Computation of $\int \tanh^5 2x \textrm d x$ Really struggling with a problem here:
I need to find $\int \tanh^5 2x \textrm d x$ - absolutely no idea how to do it.
I tried splitting into $\tanh^2 2x,\tanh^2 2x, \tanh 2x$, and tried using double angle formulas. A complete solution would be really helpful as it also puts me on track for some other problems.
 A: Hint:
Substitute $2x=t$ than use the fact that:
$$
\int \tanh^n(t)dt=\int \tanh^{n-2}(t)dt- \frac{\tanh^{n-1}(t)}{n-1}
$$
( This is essentially the same as @Archis answer).

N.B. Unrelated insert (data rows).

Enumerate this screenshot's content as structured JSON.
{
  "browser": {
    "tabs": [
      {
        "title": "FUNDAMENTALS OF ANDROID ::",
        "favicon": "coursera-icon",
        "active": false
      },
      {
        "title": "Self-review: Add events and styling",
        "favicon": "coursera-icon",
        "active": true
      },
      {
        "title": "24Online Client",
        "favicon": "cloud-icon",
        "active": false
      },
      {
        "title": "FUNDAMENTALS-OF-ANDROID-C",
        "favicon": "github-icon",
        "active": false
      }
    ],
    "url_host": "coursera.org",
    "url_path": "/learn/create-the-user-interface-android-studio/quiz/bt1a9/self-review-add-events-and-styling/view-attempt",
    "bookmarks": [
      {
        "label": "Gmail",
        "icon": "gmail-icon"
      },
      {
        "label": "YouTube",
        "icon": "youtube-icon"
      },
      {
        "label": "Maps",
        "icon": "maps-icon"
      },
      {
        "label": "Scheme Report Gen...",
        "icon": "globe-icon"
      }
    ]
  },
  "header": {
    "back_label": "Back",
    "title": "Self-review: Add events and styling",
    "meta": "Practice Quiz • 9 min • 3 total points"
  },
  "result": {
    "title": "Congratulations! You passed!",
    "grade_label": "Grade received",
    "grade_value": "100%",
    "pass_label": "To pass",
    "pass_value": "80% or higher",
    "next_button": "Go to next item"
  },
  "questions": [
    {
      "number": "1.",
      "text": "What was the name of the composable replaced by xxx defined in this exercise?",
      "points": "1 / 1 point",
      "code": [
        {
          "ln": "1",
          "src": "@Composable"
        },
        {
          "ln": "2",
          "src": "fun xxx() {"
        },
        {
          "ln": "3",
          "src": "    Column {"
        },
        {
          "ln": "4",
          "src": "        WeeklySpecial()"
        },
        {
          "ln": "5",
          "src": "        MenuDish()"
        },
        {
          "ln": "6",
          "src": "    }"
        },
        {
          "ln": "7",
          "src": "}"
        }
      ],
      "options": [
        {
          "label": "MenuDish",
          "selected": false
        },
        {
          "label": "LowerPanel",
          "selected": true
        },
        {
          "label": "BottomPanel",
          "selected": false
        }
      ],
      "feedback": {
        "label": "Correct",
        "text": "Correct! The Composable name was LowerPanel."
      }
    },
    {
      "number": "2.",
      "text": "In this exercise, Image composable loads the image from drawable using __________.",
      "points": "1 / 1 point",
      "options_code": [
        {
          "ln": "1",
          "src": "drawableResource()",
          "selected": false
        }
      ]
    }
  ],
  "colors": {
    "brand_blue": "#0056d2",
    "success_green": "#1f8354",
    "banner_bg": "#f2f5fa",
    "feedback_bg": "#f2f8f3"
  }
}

A: I am not much in hyperbolic functions but use reduction formula ( I am writing this on basis of reduction of $\tan^n(x)$ so $\int\tanh^5(x)dx=\int\tanh^2(x)\tanh^3(x)dx=\int\tanh^3(x)\ sech^2(x)dx-\int\tanh^3(x)dx$ now in first integral put $tanh=u$ so $\ sech^2(x)dx=du$ repeat same reduction for $\tanh^3(x)$ hope you get it now
A: First write the integral as $\int \tanh 2x \, dx = \frac{1}{2} \int \tanh y \, dy$. Write $\tanh y = \frac{\sinh y}{\cosh y}$ so looking at $\int \frac{\sinh^5 y}{\cosh^5 y} \, dy$, next put $\sinh^5 y= \sinh^4 y \times \sinh y$, then two further steps: $\sinh y \, dy$ can be related to $d \cosh y$ and then think of replacing $\sinh^4 y$ in terms of powers of $\cosh y$.
A: Do a u-substitution.
$$\frac{1}{2}\int \tanh^5 \space u \space du \space = -\frac{\tanh^4 u}{8} - \frac{\tanh^2 u}{4} + \frac{\log(\cosh(u))}{2} + c$$
From the identity $$\int \tanh^p \space x \space dx = -\frac{\tanh^{p-1}x}{p-1} + \int \tanh^{p-2}x \space dx$$
An alternative method:
$$\frac{1}{2}\int \tanh^{5}u \space du = -\frac{1}{2}\bigg(\sum_{k=1}^{n}\frac{\tanh^{6-2k} \space u}{5-2k} + u\bigg) $$ 
These come from Table of Integrals, Series, and Products, Seventh Edition, Chapter 2, section 2.424, examples 1 & 2.